I have noticed that PC's and Mac's rarely come equipped with enough RAM (of whatever flavor) to run the OS that they shipped with & a big application (Adobe Pagemaker v6+, Photoshop v4+, Premiere, AfterEffects, etc) with large documents open, completely in the RAM space (not virtual memory, which is hard drive space).
If you have the store or the manufacturer add the memory, you may pay 3x what a 'net discounter charges for the part. This is money that could be spent on other things.
First, you need to know what kind of memory that your motherboard supports and what the maximum quantity of memory could be if you installed the highest density (SIMMs, DIMMs, SO-DIMMs, whatever) cards available.
Second, you need to determine the budget available.
Third, find a low cost source with in-stock merchandise. I try to get within 5% of the lowest price, but will pay attention to shipping charges and feedback on newsgroups. Saving $2 is NOT worth hassling with a supplier who may or may not have shipped or shipped the wrong part.
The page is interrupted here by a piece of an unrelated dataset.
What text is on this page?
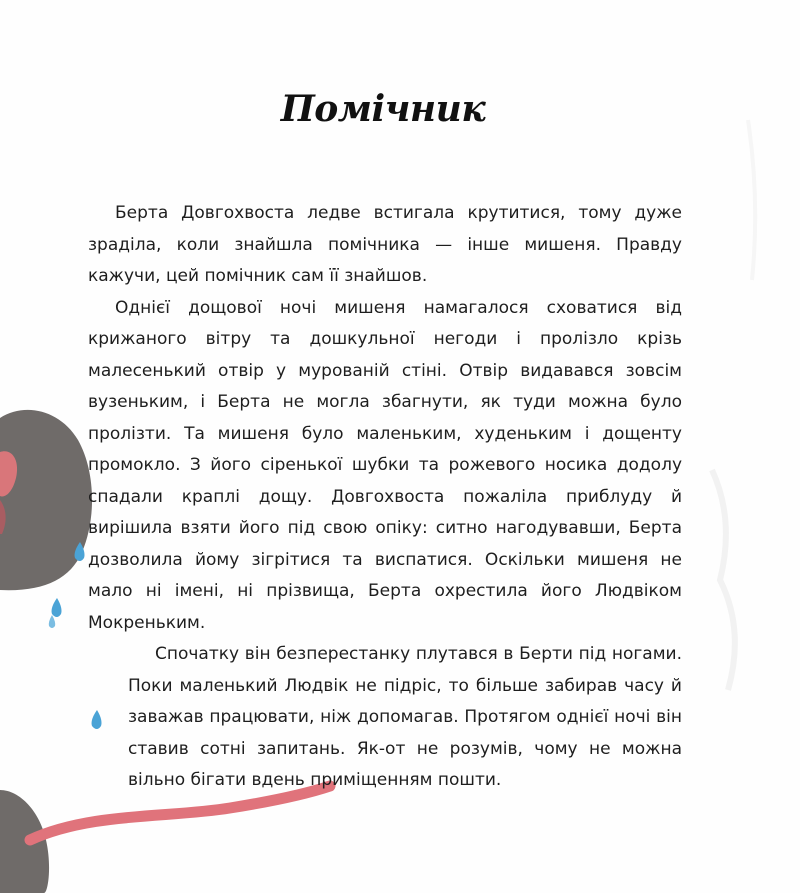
Помічник

Берта Довгохвоста ледве встигала крутитися, тому дуже зраділа, коли знайшла помічника — інше мишеня. Правду кажучи, цей помічник сам її знайшов.

Однієї дощової ночі мишеня намагалося сховатися від крижаного вітру та дошкульної негоди і пролізло крізь малесенький отвір у мурованій стіні. Отвір видавався зовсім вузеньким, і Берта не могла збагнути, як туди можна було пролізти. Та мишеня було маленьким, худеньким і дощенту промокло. З його сіренької шубки та рожевого носика додолу спадали краплі дощу. Довгохвоста пожаліла приблуду й вирішила взяти його під свою опіку: ситно нагодувавши, Берта дозволила йому зігрітися та виспатися. Оскільки мишеня не мало ні імені, ні прізвища, Берта охрестила його Людвіком Мокреньким.

Спочатку він безперестанку плутався в Берти під ногами. Поки маленький Людвік не підріс, то більше забирав часу й заважав працювати, ніж допомагав. Протягом однієї ночі він ставив сотні запитань. Як-от не розумів, чому не можна вільно бігати вдень приміщенням пошти.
Fourth and perhaps most important: Pay with a credit card. Do not send cash, check, money order, or other negotiable instrument. You don't want to sue them, you want the product. Let your credit card company sue them.
Here are a few of my favorite sources for RAM:
www.ramseeker.com excellent
updating and near lowest prices available
www.pricewatch.com- be careful
to verify type with vendor
http://www.macresource.pair.com/mrp/ramwatch.shtml
Good median price tracking, but not the absolute bottom.
General low-price search: http://dealmac.com/tools.html
Don't be afraid to search the Mac areas for PC parts. Mac owners have been scrounging for PC SCSI drives for ever and newer Mac's use a lot of standard pc hardware.
Even if you let Windows manage your memory, your computer will work better and quicker (all other things being equal) with more RAM. When deciding on which size of RAM to buy, tend toward getting the highest density because you have a limited number of sockets to install them into. There may be a slight premium to getting one PC-100/256MB DIMM over getting two PC-100/128MB DIMMs, but you may have only 2 sockets open on the motherboard and may wish to get more RAM in the future without removing what you have.
RTFM, loosely translated "Read the manual first".